Expiation de Ian McEwan
20/06/2016
Expiation de Ian McEwan, Folio, 2005, 488p.
Suite à ma découverte très plaisante de Ian McEwan avec Sur la plage de Chesil, je n'ai glané que des éloges d'un autre de ses romans (jusqu'alors inconnu à mon bataillon, je l'avoue) : Expiation. Un élément a retenu alors tout particulièrement mon attention et précipita non seulement l'achat mais la lecture du dit-titre : la question de l'écriture romanesque.

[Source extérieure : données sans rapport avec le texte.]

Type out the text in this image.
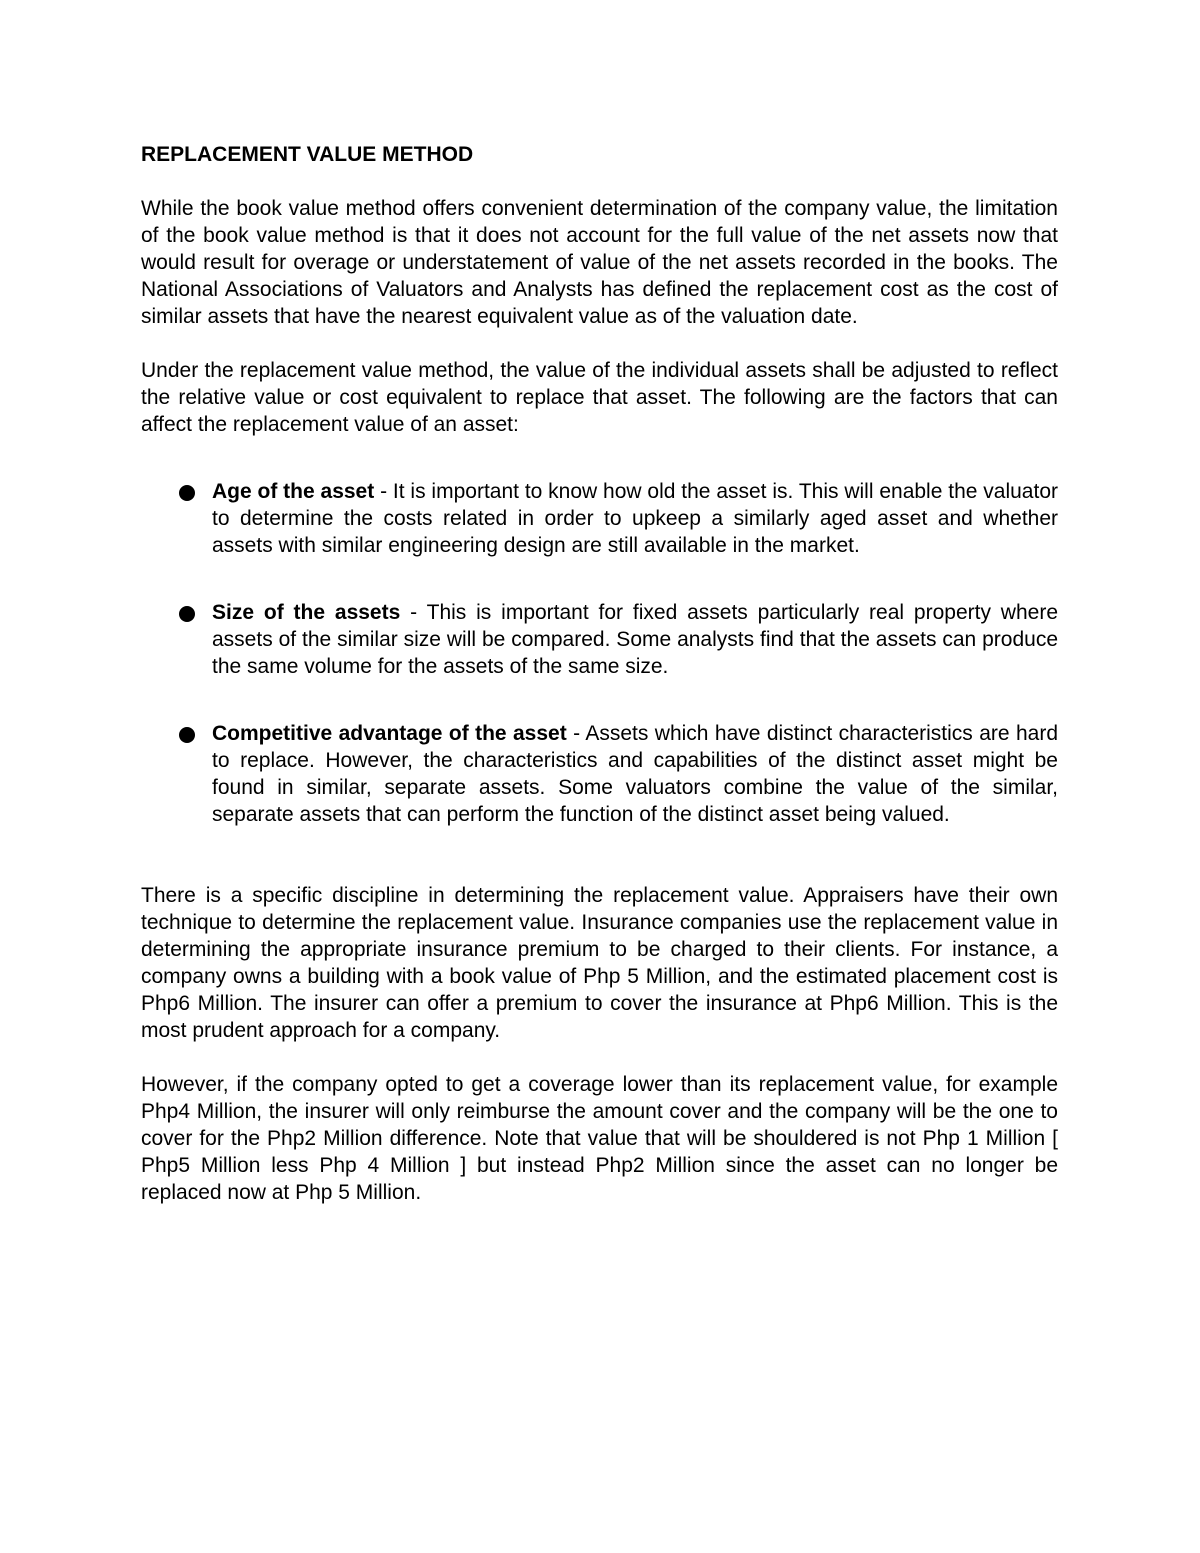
REPLACEMENT VALUE METHOD

While the book value method offers convenient determination of the company value, the limitation of the book value method is that it does not account for the full value of the net assets now that would result for overage or understatement of value of the net assets recorded in the books. The National Associations of Valuators and Analysts has defined the replacement cost as the cost of similar assets that have the nearest equivalent value as of the valuation date.

Under the replacement value method, the value of the individual assets shall be adjusted to reflect the relative value or cost equivalent to replace that asset. The following are the factors that can affect the replacement value of an asset:

Age of the asset - It is important to know how old the asset is. This will enable the valuator to determine the costs related in order to upkeep a similarly aged asset and whether assets with similar engineering design are still available in the market.
Size of the assets - This is important for fixed assets particularly real property where assets of the similar size will be compared. Some analysts find that the assets can produce the same volume for the assets of the same size.
Competitive advantage of the asset - Assets which have distinct characteristics are hard to replace. However, the characteristics and capabilities of the distinct asset might be found in similar, separate assets. Some valuators combine the value of the similar, separate assets that can perform the function of the distinct asset being valued.

There is a specific discipline in determining the replacement value. Appraisers have their own technique to determine the replacement value. Insurance companies use the replacement value in determining the appropriate insurance premium to be charged to their clients. For instance, a company owns a building with a book value of Php 5 Million, and the estimated placement cost is Php6 Million. The insurer can offer a premium to cover the insurance at Php6 Million. This is the most prudent approach for a company.

However, if the company opted to get a coverage lower than its replacement value, for example Php4 Million, the insurer will only reimburse the amount cover and the company will be the one to cover for the Php2 Million difference. Note that value that will be shouldered is not Php 1 Million [ Php5 Million less Php 4 Million ] but instead Php2 Million since the asset can no longer be replaced now at Php 5 Million.
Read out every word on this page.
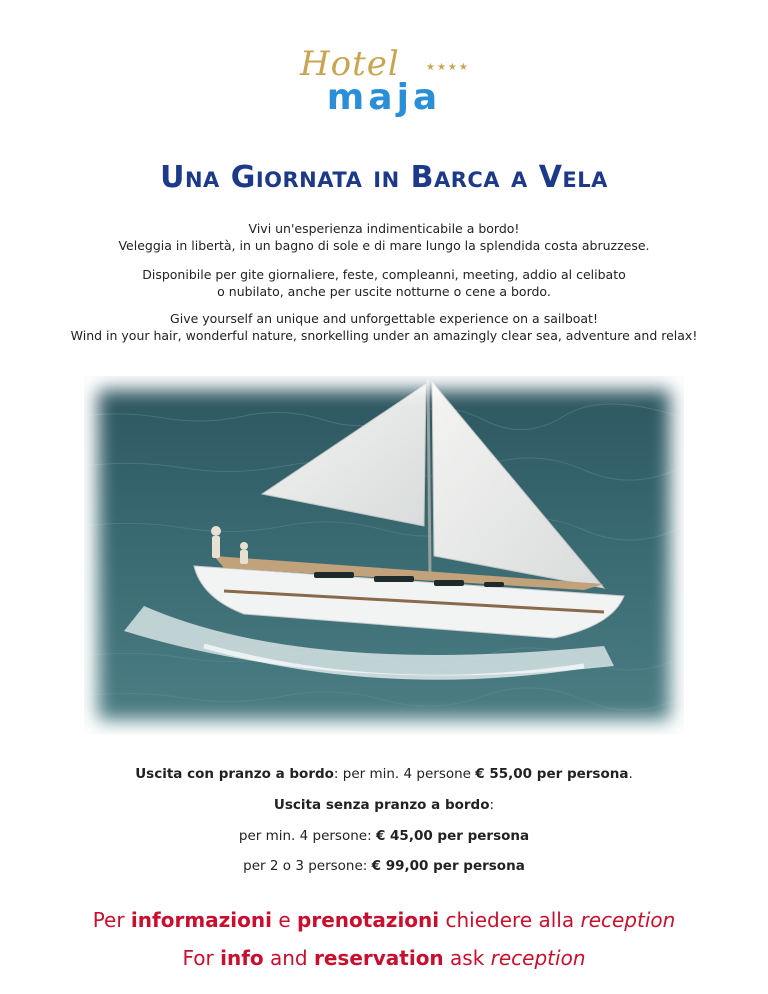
Hotel	★★★★
maja
Una Giornata in Barca a Vela

Vivi un'esperienza indimenticabile a bordo!

Veleggia in libertà, in un bagno di sole e di mare lungo la splendida costa abruzzese.

Disponibile per gite giornaliere, feste, compleanni, meeting, addio al celibato

o nubilato, anche per uscite notturne o cene a bordo.

Give yourself an unique and unforgettable experience on a sailboat!

Wind in your hair, wonderful nature, snorkelling under an amazingly clear sea, adventure and relax!

Uscita con pranzo a bordo: per min. 4 persone € 55,00 per persona.
Uscita senza pranzo a bordo:
per min. 4 persone: € 45,00 per persona
per 2 o 3 persone: € 99,00 per persona
Per informazioni e prenotazioni chiedere alla reception
For info and reservation ask reception
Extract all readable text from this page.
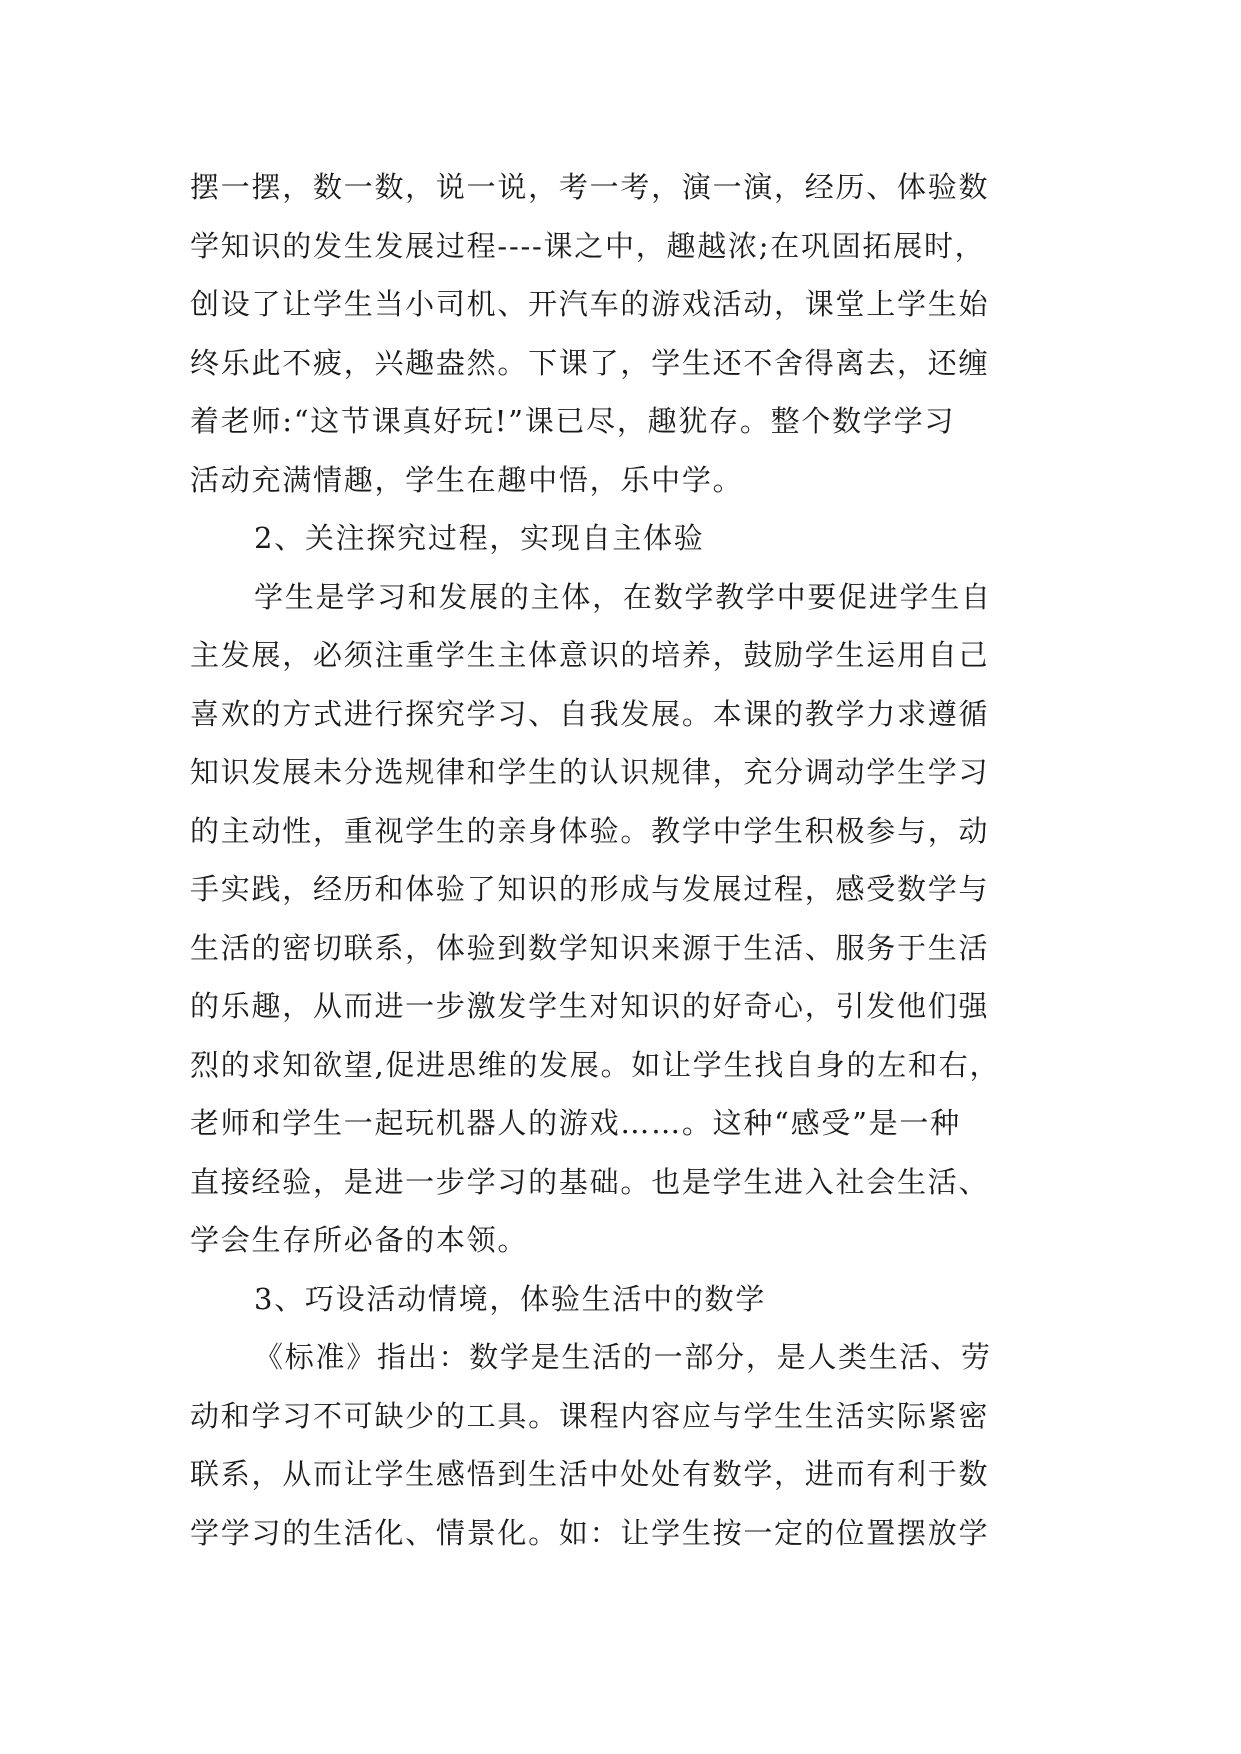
摆一摆，数一数，说一说，考一考，演一演，经历、体验数
学知识的发生发展过程----课之中，趣越浓;在巩固拓展时，
创设了让学生当小司机、开汽车的游戏活动，课堂上学生始
终乐此不疲，兴趣盎然。下课了，学生还不舍得离去，还缠
着老师:“这节课真好玩!”课已尽，趣犹存。整个数学学习
活动充满情趣，学生在趣中悟，乐中学。
2、关注探究过程，实现自主体验
学生是学习和发展的主体，在数学教学中要促进学生自
主发展，必须注重学生主体意识的培养，鼓励学生运用自己
喜欢的方式进行探究学习、自我发展。本课的教学力求遵循
知识发展未分选规律和学生的认识规律，充分调动学生学习
的主动性，重视学生的亲身体验。教学中学生积极参与，动
手实践，经历和体验了知识的形成与发展过程，感受数学与
生活的密切联系，体验到数学知识来源于生活、服务于生活
的乐趣，从而进一步激发学生对知识的好奇心，引发他们强
烈的求知欲望,促进思维的发展。如让学生找自身的左和右，
老师和学生一起玩机器人的游戏……。这种“感受”是一种
直接经验，是进一步学习的基础。也是学生进入社会生活、
学会生存所必备的本领。
3、巧设活动情境，体验生活中的数学
《标准》指出：数学是生活的一部分，是人类生活、劳
动和学习不可缺少的工具。课程内容应与学生生活实际紧密
联系，从而让学生感悟到生活中处处有数学，进而有利于数
学学习的生活化、情景化。如：让学生按一定的位置摆放学
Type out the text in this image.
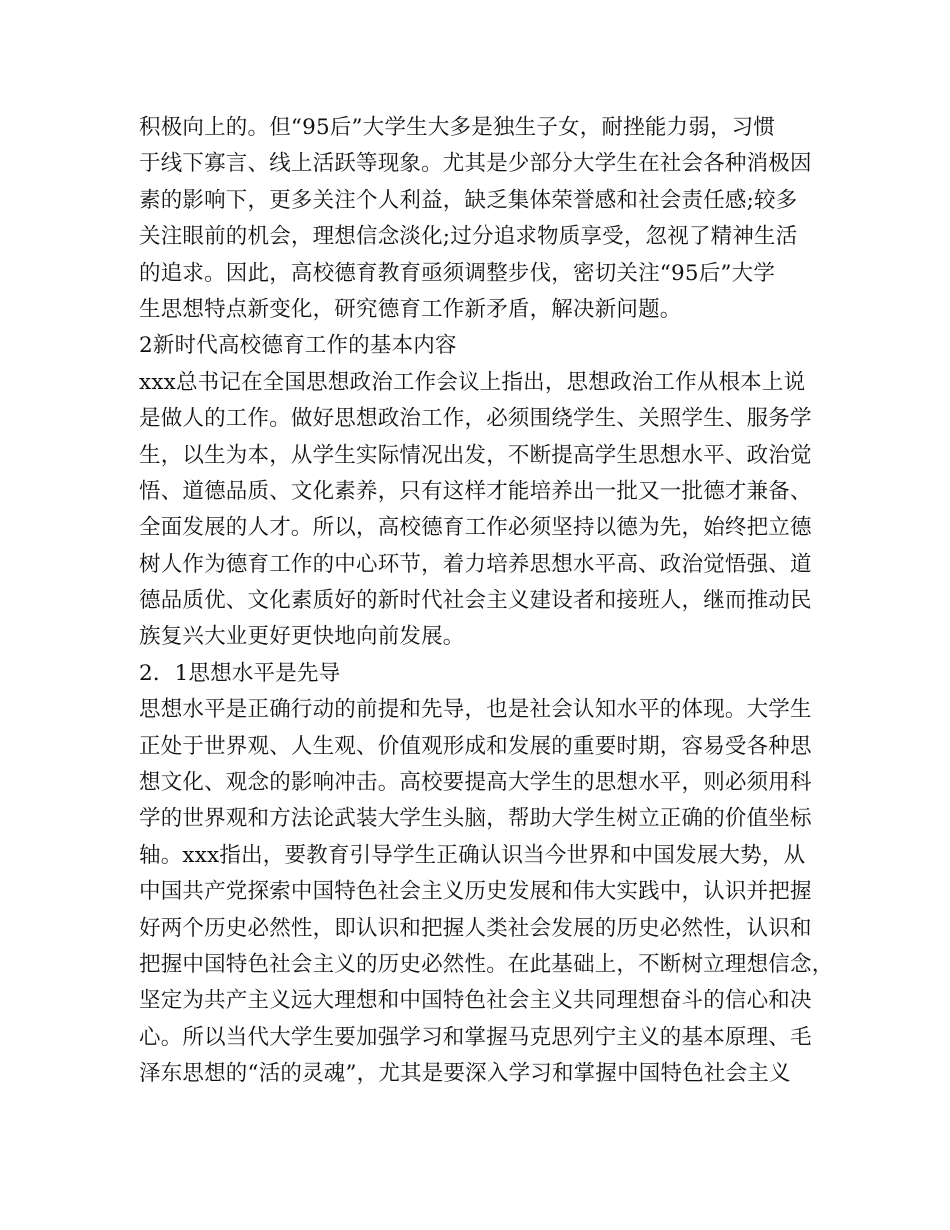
积极向上的。但“95后”大学生大多是独生子女，耐挫能力弱，习惯
于线下寡言、线上活跃等现象。尤其是少部分大学生在社会各种消极因
素的影响下，更多关注个人利益，缺乏集体荣誉感和社会责任感;较多
关注眼前的机会，理想信念淡化;过分追求物质享受，忽视了精神生活
的追求。因此，高校德育教育亟须调整步伐，密切关注“95后”大学
生思想特点新变化，研究德育工作新矛盾，解决新问题。
2新时代高校德育工作的基本内容
xxx总书记在全国思想政治工作会议上指出，思想政治工作从根本上说
是做人的工作。做好思想政治工作，必须围绕学生、关照学生、服务学
生，以生为本，从学生实际情况出发，不断提高学生思想水平、政治觉
悟、道德品质、文化素养，只有这样才能培养出一批又一批德才兼备、
全面发展的人才。所以，高校德育工作必须坚持以德为先，始终把立德
树人作为德育工作的中心环节，着力培养思想水平高、政治觉悟强、道
德品质优、文化素质好的新时代社会主义建设者和接班人，继而推动民
族复兴大业更好更快地向前发展。
2．1思想水平是先导
思想水平是正确行动的前提和先导，也是社会认知水平的体现。大学生
正处于世界观、人生观、价值观形成和发展的重要时期，容易受各种思
想文化、观念的影响冲击。高校要提高大学生的思想水平，则必须用科
学的世界观和方法论武装大学生头脑，帮助大学生树立正确的价值坐标
轴。xxx指出，要教育引导学生正确认识当今世界和中国发展大势，从
中国共产党探索中国特色社会主义历史发展和伟大实践中，认识并把握
好两个历史必然性，即认识和把握人类社会发展的历史必然性，认识和
把握中国特色社会主义的历史必然性。在此基础上，不断树立理想信念，
坚定为共产主义远大理想和中国特色社会主义共同理想奋斗的信心和决
心。所以当代大学生要加强学习和掌握马克思列宁主义的基本原理、毛
泽东思想的“活的灵魂”，尤其是要深入学习和掌握中国特色社会主义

En 1935, Briony est une jeune demoiselle de treize totalement obnubilée par l'écriture. On peut, très franchement, parler d'une sorte d'obsession. Son quotidien, précieux et ordonné au centimètre près, est l'occasion perpétuelle d'une création ou, du moins, d'un projet créatif. Au début du récit, elle s'apprête à jouer sa première pièce avec des cousins fraîchement arrivés pour l'été. Briony se révèle très vite autoritaire, presque maniaque et, surtout, persuadée de décrypter au plus près faits et gestes tandis qu'elle ne fait que lire l'existence des gens qui l'entourent comme un roman à ciel ouvert : il y a bien du vrai, mais où commence l'imagination ?
Autour de cette auteure en devenir, évolue sa soeur Cecilia, elle aussi en pleine construction. Ce n'est plus l'adolescence qu'elle franchit mais l'âge adulte, où il lui faut doser l'affirmation de soi et comprendre ce qu'on ressent exactement entre le dégoût, la colère et l'attirance.
Le problème lorsque bien des êtres se cherchent et cherchent à comprendre les autres et le monde, c'est qu'ils n'aboutissent pas tous aux mêmes conclusions. Briony, pour le malheur de beaucoup, aboutira à une réponse romanesque dont elle est l'héroïne tragique salvatrice. Échec cuisant.
Quelques années plus tard, lorsqu'un peu de maturité et la tornade de la Seconde Guerre Mondiale seront passées par là , il sera tant de retrouver nos personnages sur le cheminement du pardon et de l'expiation.
Le début m'a déroutée : j'y retrouvais exactement un McEwam woolfien (je n'ai pu m'empêcher de sourire et d'acquiescer en lisant une référence aux Vagues de Woolf au fil du livre, d'ailleurs) mais je ne saisissais pas exactement où il m'emmenait. Soit, je ne boudais pas mon plaisir au départ : les pages relatives à Briony sont subtiles et savoureuses. Quel talent de saisir avec tant d'acuité le passage compliqué de l'adolescence et l'émergence d'un écrivain qui se cherche et se construit ! Malheureusement, je me suis très vite aperçue qu'absolument tous les personnages du roman m'irritaient profondément. Impossible de ressentir autre chose que de l'ennui chatouilleux pour Briony - les réflexions sur l'écriture et son processus mises à part -, pour Cecilia et les autres (dont j'ai déjà oublié les prénoms). Par conséquent, la première partie est lentement devenue un exercice de persévérance, m'accrochant péniblement à la promesse que bientôt, je n'allais plus pouvoir lâcher le livre.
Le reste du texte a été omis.